Monday, January 25, 2010

25

got an e-mail from john wylie (owner of eulogy) today saying i'm doing an amazing job with everything. i needed that. i feel like either people think i'm making this whole thing up or that it won't lead anywhere. its really hard to stay positive about things. i take so much time caring and thinking about my friends..to know what they're up to, who they're dating, if we'll have plans when i come home. but when it comes to them thinking about me, i'm a stranger. i have to explain everything over and over. doesn't anyone take the time to remember things anymore? same thing with mike. we've been together for almost 3 years now. when i mention the first name of one of my friends, why do i have to tag a story to it reminding him who i'm talking about? even more than that, i have to remind my parents about friends or even this job thing. yeah, it's a legit thing. yeah, i'm going to have to move away eventually for it. i'm not just sitting in front of my computer for hours on end so i can avoid you. i'm doing it because i finally got something i've wanted. maybe i should start caring less so i'm less disappointed when someone forgets about me. xo.
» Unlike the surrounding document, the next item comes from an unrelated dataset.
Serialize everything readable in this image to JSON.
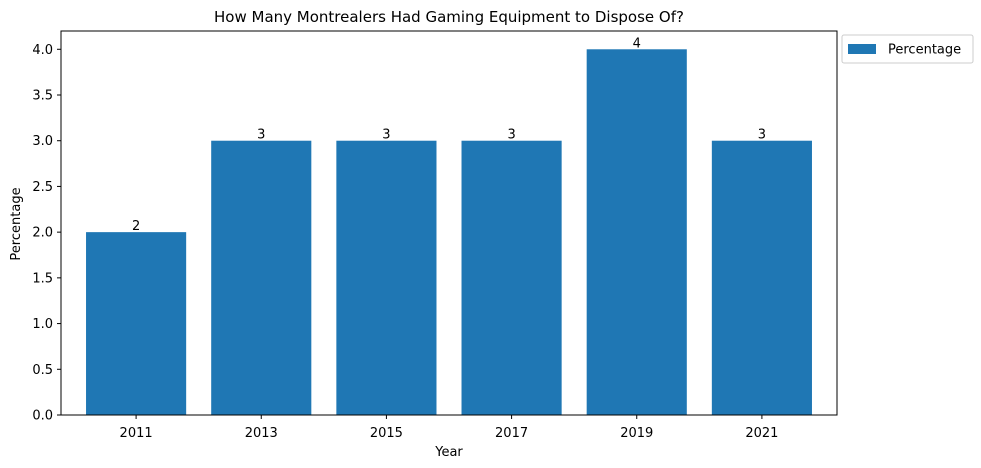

edit: i saved putting up a picture until later today because i had a feeling something else good would happen. i read the new AP. every month they're doing a look at a band and follow their progress from the first album until now and their band of the month was new found glory. nfg might be what got me to like what i like now. they're one of the few bands that can put out any music and i'll really love it from beginning to end. i think the only other bands that can do that for me are bayside, vanna, a day to remember and crime in stereo. anyway, while reading it i see john is part of the interview. he's the one who put out "nothing gold can stay." he signed them, gave them their start. it's amazing that i work for him. i have so many questions to ask...too many. i don't wanna come off as a crazy fan girl only doing this to ask stupid shit like how certain people really are or stuff about the industry. i wanna do this so badly, i want to know everything possible. guess we'll see what happens. only good things, i hope. xo.